While this criticism is valid to some degree, the shortcoming can be easily fixed by setting a higher bar in the inclusion and exclusion criteria. For example, in the meta-analysis regarding the effect of intercessory prayer on the effectiveness of social workers, Hodges (2007) included only randomized controlled trials. Studies that used less rigorous designs, such as single-case studies and non-randomized studies, were excluded. In a similar study, Thompson (2007) started with 150 potential candidates but at the end only 23 studies that employed true experiments were retained in his meta-analysis. Retrospective observational studies that were designed as quasi-experiments were removed from his meta-analysis.

Social dependence
Further, Berk and Freedman (2003) questioned the assumed independence of studies for meta-analysis.
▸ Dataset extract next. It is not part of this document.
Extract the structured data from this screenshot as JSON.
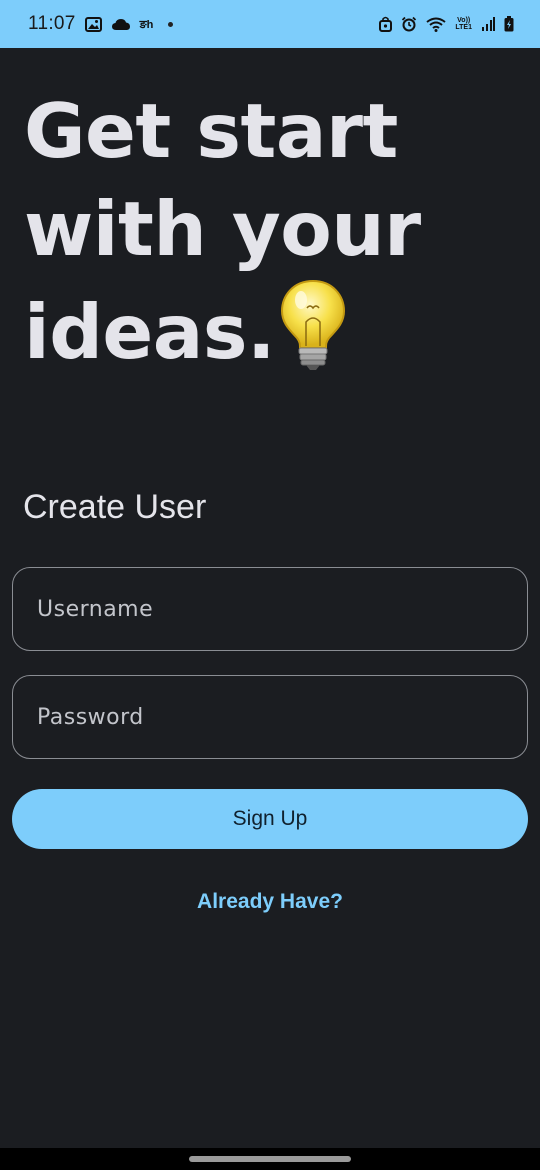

Researchers are trained in similar ways, read the same papers, talk to each other, write proposals for the same funding agencies, and publish the findings to the same pool of peer-review journals. Earlier studies lead to later studies in the sense that each generation of doctoral students trains the next. They questioned whether this social dependence compromises statistical independence.
It is true that in some cultures the mentees tend to follow the exact footstep of the mentor. In this case, close relationships among researchers might be a threat against the validity of meta-analysis. Nonetheless, today it is very common for researchers to think independently and to challenge each other. As a matter of fact, divergence, instead of conformity, is the norm of the academic community.

Publication bias
Another common problem of meta-analysis is publication bias, also known as the file-drawer effect (today we should call it "hard-drive effect" because we store our manuscripts digitally): Publication bias leads to the censoring of studies with non-significant results. As a remedy, Keng and Beretvas (2005) developed a methodology to quantify the effect that publication bias can have on correlation estimation. The most common methods to check publication bias are funnel plots and Egger's test (Steme & Egger, 2001).

In response to this challenge, Schmidt and Hunter (2015) counter-argued that publication bias is only one of many sources of research biases. Other sources include researcher's personal bias, sampling error, confirmation bias, and reviewer bias.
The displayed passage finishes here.